The only certain things in life are death and taxes, they said.
But for millions of women out there, one more thing is certain: menopause.
From endless menstrual cramps, to excruciating labor and birth to raising kids and a man-child, you’d think the torture is over when your last kid leaves home, but nope.
Menopause just has to rear its ugly head.
Some women sail right through it; no sweat, no hair out of place.
For others, though, it’s a vastly different story.
If you’re one of them, this guide might just help you save your sanity – and a lot of bone.
Hormone Replacement Therapy (HRT) is the administration of the hormones estrogen and progesterone to a postmenopausal woman with the goal of replacing depleted hormone levels.
HRT continues to play an important role in the treatment of hot flashes, vaginal dryness, mood disorders, and insomnia that many menopausal women experience.
For most women women under age 60 years, the benefits of HRT far outweigh the risks. Although HRT has been linked to many side effects, including breast cancer, it is still the most effective treatment for menopause.
The most common reasons for starting HRT are:
- Vasomotor symptoms. VMS, including hot flashes, night sweats and palpitations, affect up to 80% of menopausal women. The main indication for HRT is to treat VMS.
- Urogenital symptoms. Vaginal dryness, painful sex, and painful and frequent urination affect more than 50% of menopausal women.
- Osteoporosis. Osteoporosis affects 1 in 3 postmenopausal women. It is a bone disease in which bone loses its density and becomes weak and brittle. Without the estrogen that previously protected the bones, these begin to break down more than they form.
- Premature ovarian failure
- Gender transitioning
- Surgical menopause due to medical causes or trauma
Absolute contraindications to HRT:
- Age 60 and above
- Active genital bleeding
- Hormonal cancer
- Current liver disease
- History of or active thromboembolic disorder
Caution is recommended to women with the following:
- History of breast or endometrial cancer
- High cholesterol
- History or current heart disease or congenital heart defects
- History of stroke
Estrogen alone or with progesterone remains the most effective therapy for hot flushes, palpitations, and night sweats. Whether oral, transdermal or vaginal, conjugated estrogen or estradiol, HRT reduces the frequency and severity of vasomotor symptoms by 65 to 90%. Most women feel relief within 8 to 12 weeks of beginning therapy.

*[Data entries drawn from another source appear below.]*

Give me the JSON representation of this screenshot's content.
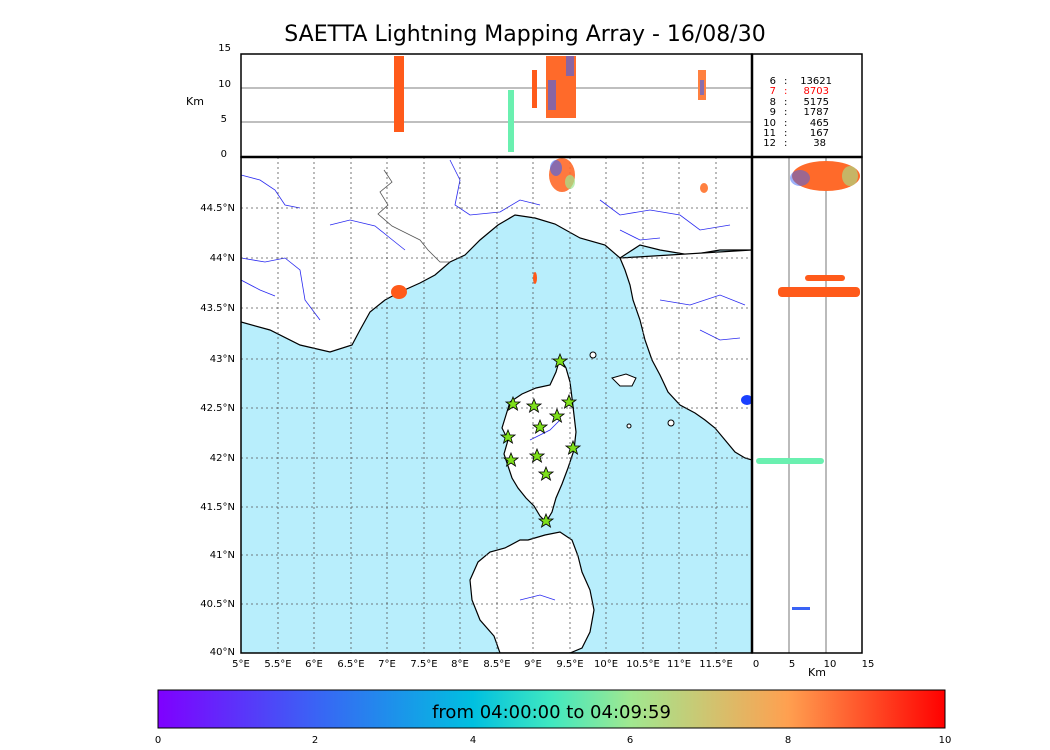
{
  "title": "SAETTA Lightning Mapping Array - 16/08/30",
  "colors": {
    "sea": "#b8eefc",
    "land": "#ffffff",
    "rivers": "#2a2af0",
    "grid": "#555555",
    "station_fill": "#7ee01a",
    "density_label_highlight": "#ff0000"
  },
  "top_panel": {
    "ylabel": "Km",
    "yticks": [
      "15",
      "10",
      "5",
      "0"
    ]
  },
  "side_panel": {
    "xlabel": "Km",
    "xticks": [
      "0",
      "5",
      "10",
      "15"
    ]
  },
  "map": {
    "lat_ticks": [
      "44.5°N",
      "44°N",
      "43.5°N",
      "43°N",
      "42.5°N",
      "42°N",
      "41.5°N",
      "41°N",
      "40.5°N",
      "40°N"
    ],
    "lon_ticks": [
      "5°E",
      "5.5°E",
      "6°E",
      "6.5°E",
      "7°E",
      "7.5°E",
      "8°E",
      "8.5°E",
      "9°E",
      "9.5°E",
      "10°E",
      "10.5°E",
      "11°E",
      "11.5°E"
    ]
  },
  "station_counts": [
    {
      "stations": "6",
      "sep": ":",
      "count": "13621",
      "highlight": false
    },
    {
      "stations": "7",
      "sep": ":",
      "count": "8703",
      "highlight": true
    },
    {
      "stations": "8",
      "sep": ":",
      "count": "5175",
      "highlight": false
    },
    {
      "stations": "9",
      "sep": ":",
      "count": "1787",
      "highlight": false
    },
    {
      "stations": "10",
      "sep": ":",
      "count": "465",
      "highlight": false
    },
    {
      "stations": "11",
      "sep": ":",
      "count": "167",
      "highlight": false
    },
    {
      "stations": "12",
      "sep": ":",
      "count": "38",
      "highlight": false
    }
  ],
  "colorbar": {
    "label": "from 04:00:00 to 04:09:59",
    "ticks": [
      "0",
      "2",
      "4",
      "6",
      "8",
      "10"
    ]
  },
  "stations_icon": "star-icon"
}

Estrogen administered vaginally also provides relief from vaginal dryness, painful sexual intercourse and prevents recurrent urinary tract infections. It takes several months or longer to take effect. However, some studies suggest that the effects disappear upon discontinuation of therapy.

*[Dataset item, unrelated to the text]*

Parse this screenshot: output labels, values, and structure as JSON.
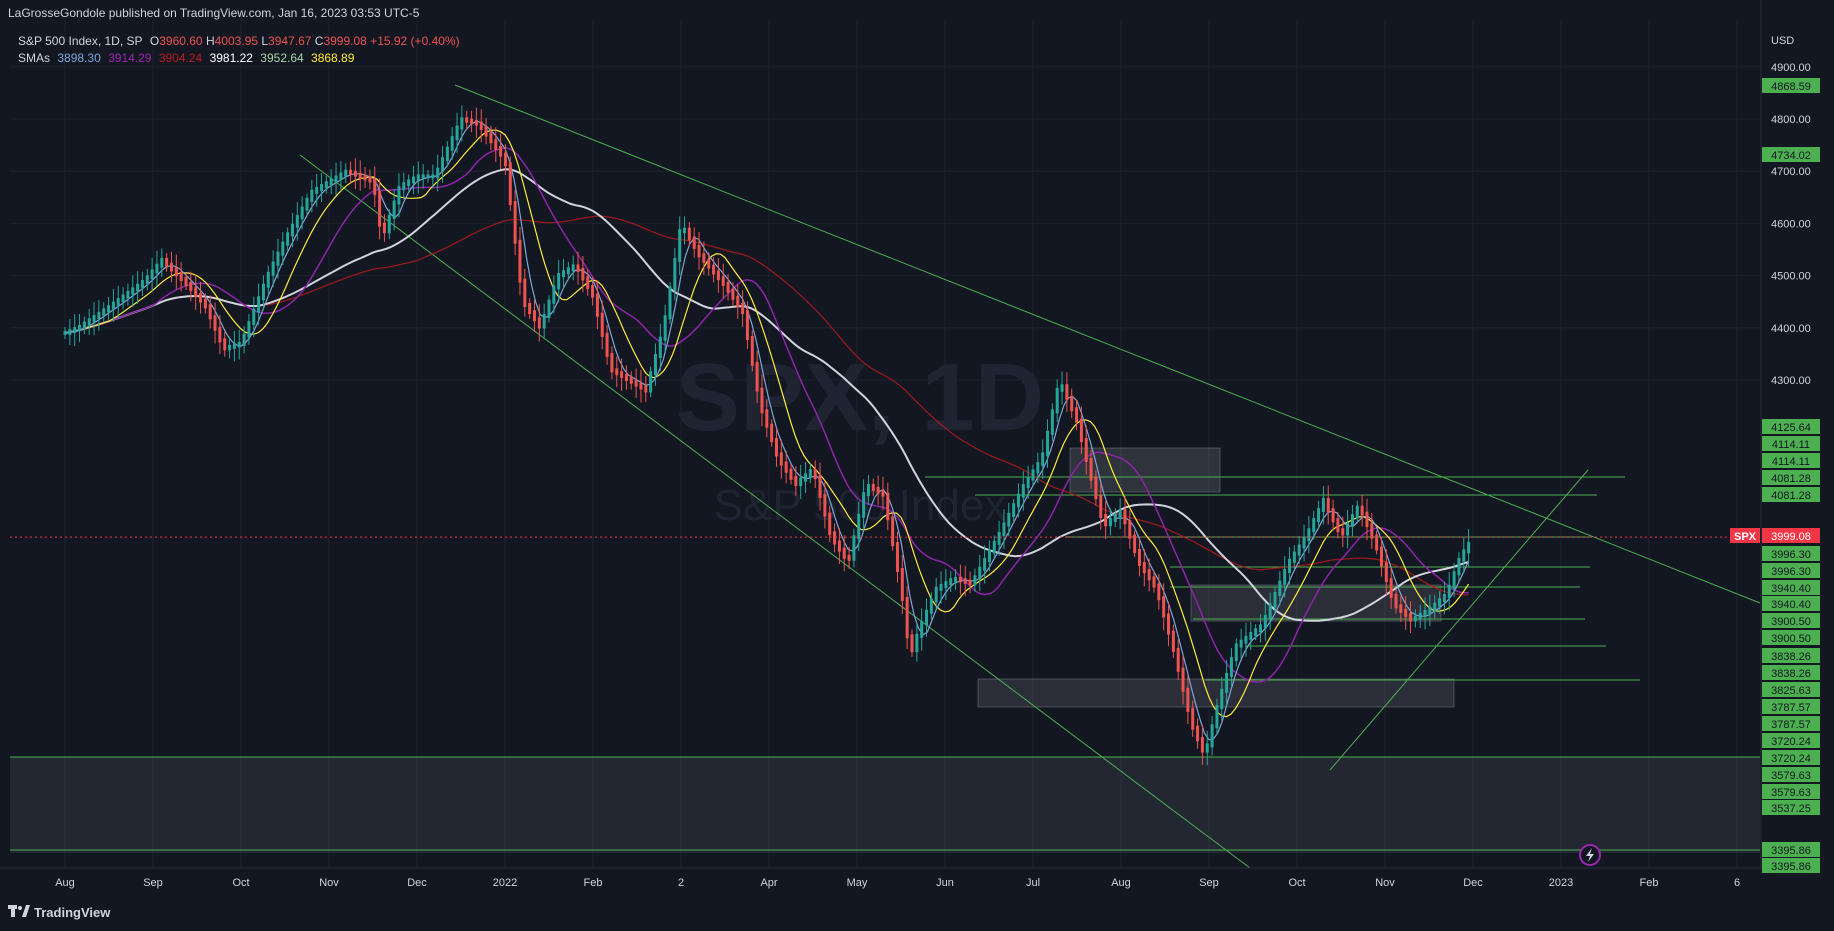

There is also strong evidence that HRT prevents further bone loss in menopausal women Studies have shown that HRT reduced nonvertebral fractures by 35% among women who started HRT before age 60. Other studies suggest that HRT increases bone mineral density by 5%, and reduces vertebral and hip fractures by 50%.
Estrogen treatment may also improve mood and manage depression. However, some women may need both HRT and an antidepressant to feel completely better.

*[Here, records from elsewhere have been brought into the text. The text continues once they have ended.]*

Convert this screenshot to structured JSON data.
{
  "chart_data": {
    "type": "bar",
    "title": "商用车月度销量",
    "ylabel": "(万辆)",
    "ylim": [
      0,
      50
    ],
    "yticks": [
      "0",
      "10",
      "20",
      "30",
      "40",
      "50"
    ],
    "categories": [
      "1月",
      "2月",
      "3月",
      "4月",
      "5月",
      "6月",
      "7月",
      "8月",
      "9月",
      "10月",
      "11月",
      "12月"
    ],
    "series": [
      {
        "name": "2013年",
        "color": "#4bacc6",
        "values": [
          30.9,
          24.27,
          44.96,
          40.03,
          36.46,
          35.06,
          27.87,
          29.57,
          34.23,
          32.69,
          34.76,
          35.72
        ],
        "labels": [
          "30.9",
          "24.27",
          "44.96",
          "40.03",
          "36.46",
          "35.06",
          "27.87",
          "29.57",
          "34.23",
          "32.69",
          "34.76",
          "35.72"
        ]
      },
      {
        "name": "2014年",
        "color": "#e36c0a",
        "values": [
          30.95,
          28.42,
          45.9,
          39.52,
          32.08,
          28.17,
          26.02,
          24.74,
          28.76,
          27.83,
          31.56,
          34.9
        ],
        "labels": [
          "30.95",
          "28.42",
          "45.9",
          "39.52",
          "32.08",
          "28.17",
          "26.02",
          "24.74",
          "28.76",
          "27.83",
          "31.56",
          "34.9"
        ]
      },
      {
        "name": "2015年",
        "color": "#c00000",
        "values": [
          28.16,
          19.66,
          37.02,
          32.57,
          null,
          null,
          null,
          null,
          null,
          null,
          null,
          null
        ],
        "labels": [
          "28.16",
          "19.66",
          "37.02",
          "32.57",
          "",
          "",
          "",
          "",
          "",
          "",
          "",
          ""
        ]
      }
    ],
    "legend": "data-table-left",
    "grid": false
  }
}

Other benefits of HRT may include prevention of colorectal cancer, atherosclerosis, and Alzheimer’s and increasing muscle mass.
Read about the different types of HRT here.
For most women, using HRT for a max of five years at the lowest effective dose is safe and effective. Most risk factors associated with HRT increases with age and depends largely on current health status.
Both estrogen-only and estrogen plus progesterone HRT increase a woman’s risk for ischemic stroke, particularly during the first two years of starting treatment. Starting HRT before age 60 and using low-dose transdermal HRT may not have the same risk, however this is not been shown in controlled trials.
Starting HRT in women at ages between 50 and 59 may have some cardiovascular benefits, but in women above 60, HRT is more likely to worsen an existing heart disease or increase a woman’s risk of developing one.
Oral estrogen plus progesterone or estrogen alone causes blood clots in the lungs or even the brain in 2 per 1000 women. It appears that age, obesity, smoking, sedentary lifestyle and history of thromboembolic disease all increase these risks.
On the other hand, using transdermal HRT or cholesterol drugs with oral HRT can decrease risk for clots in postmenopausal women. Also, women who start HRT at an earlier age have lower risks compared to women over age 60.
Combined estrogen and progesterone causes breast cancer in about 5 per 1000 women. This risk decreases and returns to normal after five years of stopping HRT. Estrogen-only HRT does not increase breast cancer risk. Similarly, the Women’s Health Initiative found that the equine estrogen Premarin does not increase breast cancer risk when used for less than seven years.
On the other hand, estrogen alone HRT increases the risk for endometrial cancer, which is why it is only recommended for women who have had their womb removed.
Women are recommended to taper and completely stop HRT after four or five years to prevent increasing their risk of cancer. This can be hard for many women, though, since vasomotor symptoms especially hot flashes can last up to eight years.